Marine Energy Data Monitoring Pod Drops to the Scottish Seabed
Marine Energy Data Monitoring Pod Designed by Orkney.
Harnessing the energy in the world’s oceans will require some very well engineered technology that is capable of withstanding everything that mother nature can through at it. The ocean is not at all forgiving to weakness and to design what is needed engineers need access to reliable real time data.
In June of 2015 at the European Marine Energy Centers (EMEC) tidal energy test site at Fall of Warness, off the northern island of Eday, Orkney and special monitoring device was dropped to the sea bed. The device was an Integrated Monitoring Pod and it is claimed to be the world’s first cabled system enabling simultaneous real-time data flows from a variety of sensors within high energy marine environments.

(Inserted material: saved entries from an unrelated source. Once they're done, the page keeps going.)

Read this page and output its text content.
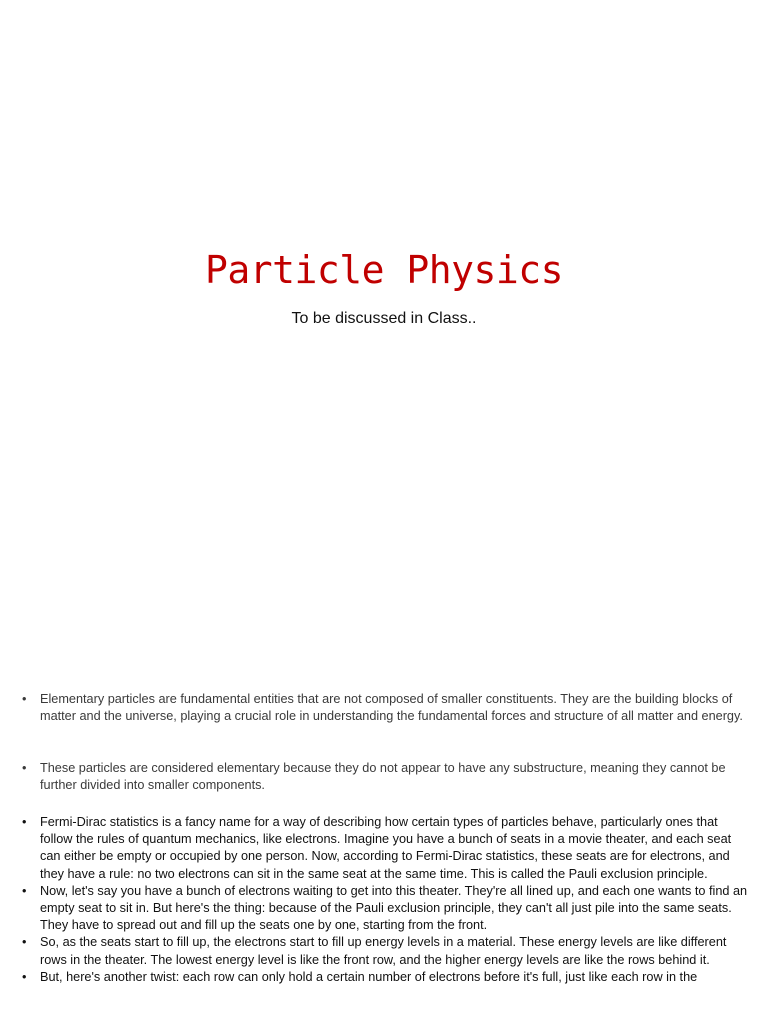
Particle Physics

To be discussed in Class..

• Elementary particles are fundamental entities that are not composed of smaller constituents. They are the building blocks of matter and the universe, playing a crucial role in understanding the fundamental forces and structure of all matter and energy.
• These particles are considered elementary because they do not appear to have any substructure, meaning they cannot be further divided into smaller components.
• Fermi-Dirac statistics is a fancy name for a way of describing how certain types of particles behave, particularly ones that follow the rules of quantum mechanics, like electrons. Imagine you have a bunch of seats in a movie theater, and each seat can either be empty or occupied by one person. Now, according to Fermi-Dirac statistics, these seats are for electrons, and they have a rule: no two electrons can sit in the same seat at the same time. This is called the Pauli exclusion principle.
• Now, let's say you have a bunch of electrons waiting to get into this theater. They're all lined up, and each one wants to find an empty seat to sit in. But here's the thing: because of the Pauli exclusion principle, they can't all just pile into the same seats. They have to spread out and fill up the seats one by one, starting from the front.
• So, as the seats start to fill up, the electrons start to fill up energy levels in a material. These energy levels are like different rows in the theater. The lowest energy level is like the front row, and the higher energy levels are like the rows behind it.
• But, here's another twist: each row can only hold a certain number of electrons before it's full, just like each row in the
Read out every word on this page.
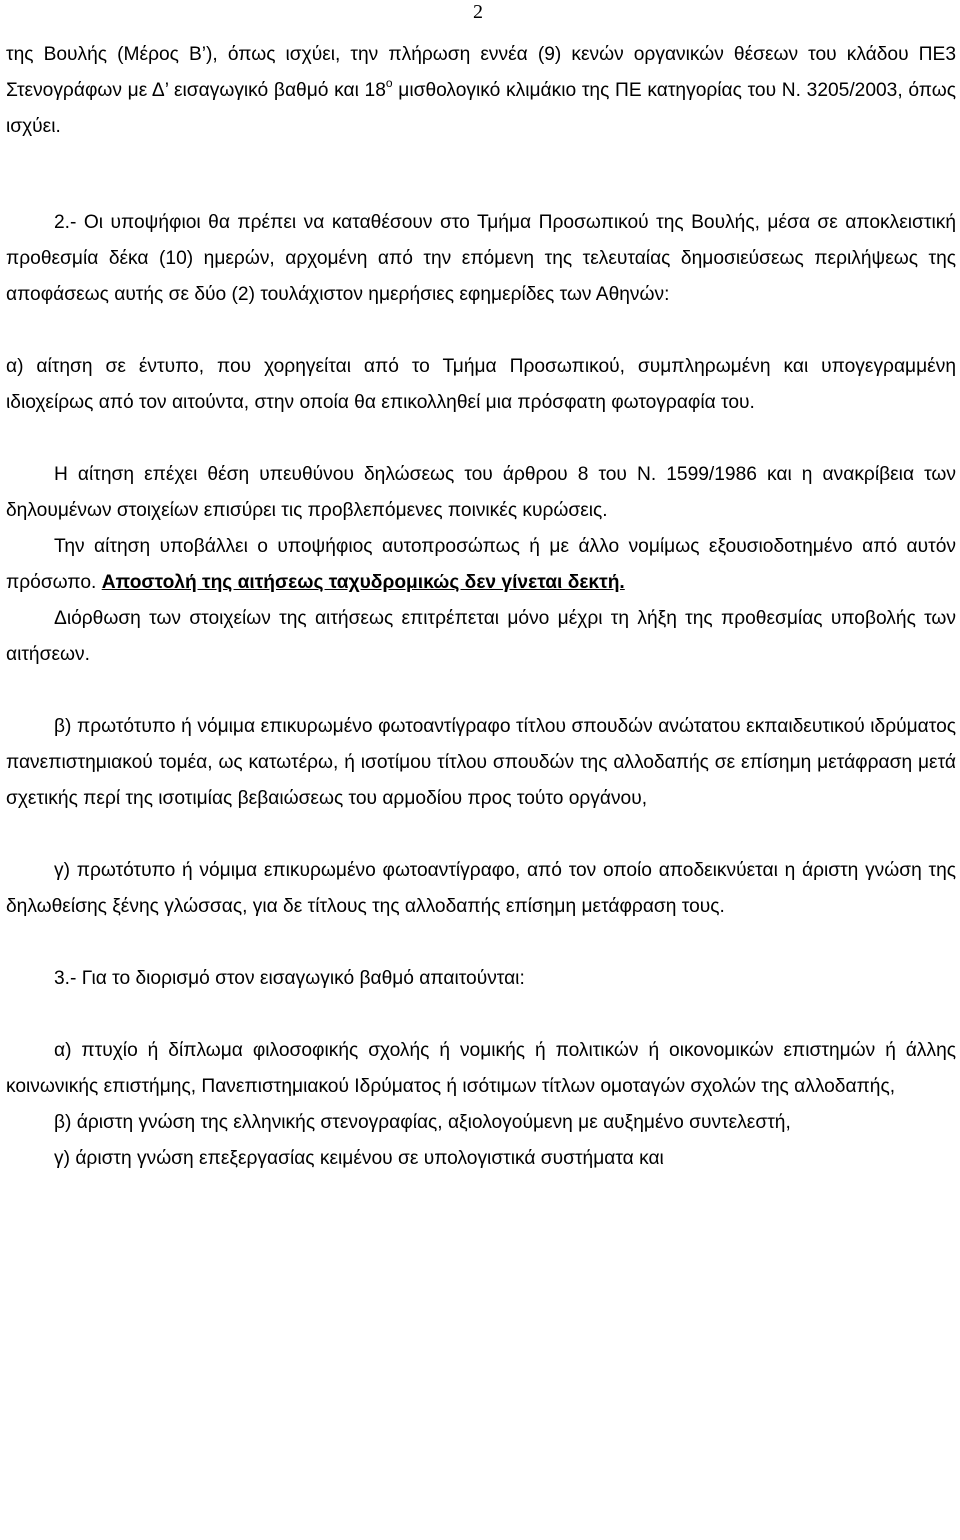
2

της Βουλής (Μέρος Β’), όπως ισχύει, την πλήρωση εννέα (9) κενών οργανικών θέσεων του κλάδου ΠΕ3 Στενογράφων με Δ’ εισαγωγικό βαθμό και $18^o$ μισθολογικό κλιμάκιο της ΠΕ κατηγορίας του Ν. 3205/2003, όπως ισχύει.

2.- Οι υποψήφιοι θα πρέπει να καταθέσουν στο Τμήμα Προσωπικού της Βουλής, μέσα σε αποκλειστική προθεσμία δέκα (10) ημερών, αρχομένη από την επόμενη της τελευταίας δημοσιεύσεως περιλήψεως της αποφάσεως αυτής σε δύο (2) τουλάχιστον ημερήσιες εφημερίδες των Αθηνών:

α) αίτηση σε έντυπο, που χορηγείται από το Τμήμα Προσωπικού, συμπληρωμένη και υπογεγραμμένη ιδιοχείρως από τον αιτούντα, στην οποία θα επικολληθεί μια πρόσφατη φωτογραφία του.

Η αίτηση επέχει θέση υπευθύνου δηλώσεως του άρθρου 8 του Ν. 1599/1986 και η ανακρίβεια των δηλουμένων στοιχείων επισύρει τις προβλεπόμενες ποινικές κυρώσεις.

Την αίτηση υποβάλλει ο υποψήφιος αυτοπροσώπως ή με άλλο νομίμως εξουσιοδοτημένο από αυτόν πρόσωπο. Αποστολή της αιτήσεως ταχυδρομικώς δεν γίνεται δεκτή.

Διόρθωση των στοιχείων της αιτήσεως επιτρέπεται μόνο μέχρι τη λήξη της προθεσμίας υποβολής των αιτήσεων.

β) πρωτότυπο ή νόμιμα επικυρωμένο φωτοαντίγραφο τίτλου σπουδών ανώτατου εκπαιδευτικού ιδρύματος πανεπιστημιακού τομέα, ως κατωτέρω, ή ισοτίμου τίτλου σπουδών της αλλοδαπής σε επίσημη μετάφραση μετά σχετικής περί της ισοτιμίας βεβαιώσεως του αρμοδίου προς τούτο οργάνου,

γ) πρωτότυπο ή νόμιμα επικυρωμένο φωτοαντίγραφο, από τον οποίο αποδεικνύεται η άριστη γνώση της δηλωθείσης ξένης γλώσσας, για δε τίτλους της αλλοδαπής επίσημη μετάφραση τους.

3.- Για το διορισμό στον εισαγωγικό βαθμό απαιτούνται:

α) πτυχίο ή δίπλωμα φιλοσοφικής σχολής ή νομικής ή πολιτικών ή οικονομικών επιστημών ή άλλης κοινωνικής επιστήμης, Πανεπιστημιακού Ιδρύματος ή ισότιμων τίτλων ομοταγών σχολών της αλλοδαπής,

β) άριστη γνώση της ελληνικής στενογραφίας, αξιολογούμενη με αυξημένο συντελεστή,

γ) άριστη γνώση επεξεργασίας κειμένου σε υπολογιστικά συστήματα και
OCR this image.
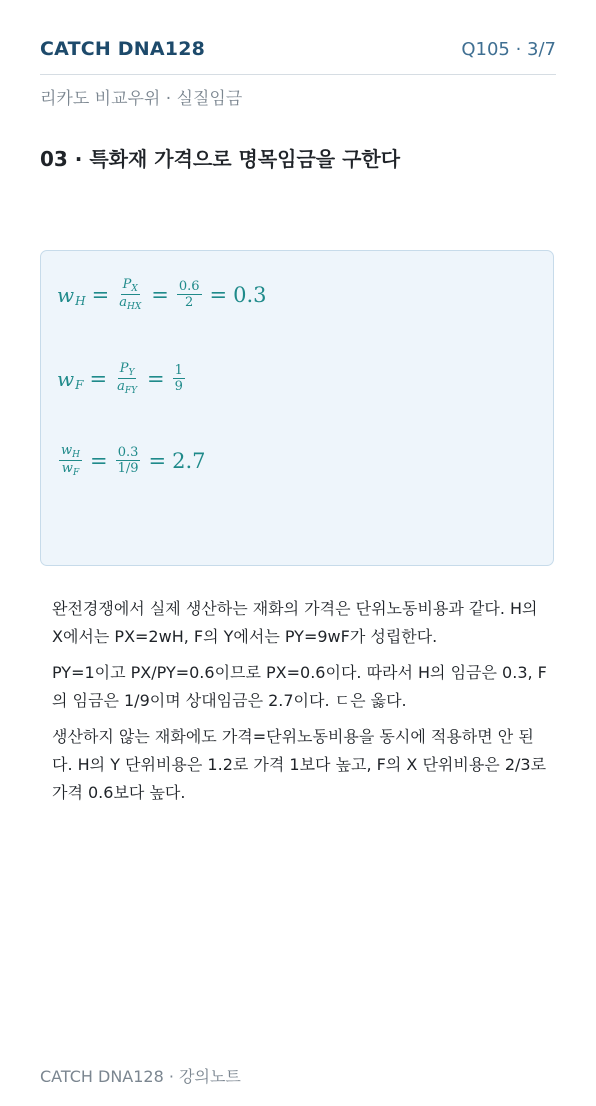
CATCH DNA128	Q105 · 3/7
리카도 비교우위 · 실질임금
03 · 특화재 가격으로 명목임금을 구한다
w $H = \frac{P_X}{a_{HX}} = \frac{0.6}{2} = 0.3$
w $F = \frac{P_Y}{a_{FY}} = \frac{1}{9}$
$\frac{w_H}{w_F} = \frac{0.3}{1/9} = 2.7$
완전경쟁에서 실제 생산하는 재화의 가격은 단위노동비용과 같다. H의 X에서는 PX=2wH, F의 Y에서는 PY=9wF가 성립한다.
PY=1이고 PX/PY=0.6이므로 PX=0.6이다. 따라서 H의 임금은 0.3, F의 임금은 1/9이며 상대임금은 2.7이다. ㄷ은 옳다.
생산하지 않는 재화에도 가격=단위노동비용을 동시에 적용하면 안 된다. H의 Y 단위비용은 1.2로 가격 1보다 높고, F의 X 단위비용은 2/3로 가격 0.6보다 높다.
CATCH DNA128 · 강의노트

The first of its kind pre-commercial prototype is connected to the shore via a subsea cable to facilitate 24/7 real-time data collection. Designed by EMEC to operate in high velocity tidal flows, the bespoke system integrates a variety of sensors to undertake comprehensive concurrent environmental measurements, providing improved characterisation of high energy marine environments.
The ongoing project is receiving funding from the Scottish Government via the Marine Renewables Commercialisation Fund (MRCF), which is managed by the Carbon Trust.
Established in 2003, the European Marine Energy Centre (EMEC) in Orkney, Scotland, is the world’s first and leading test facility for wave and tidal energy converters.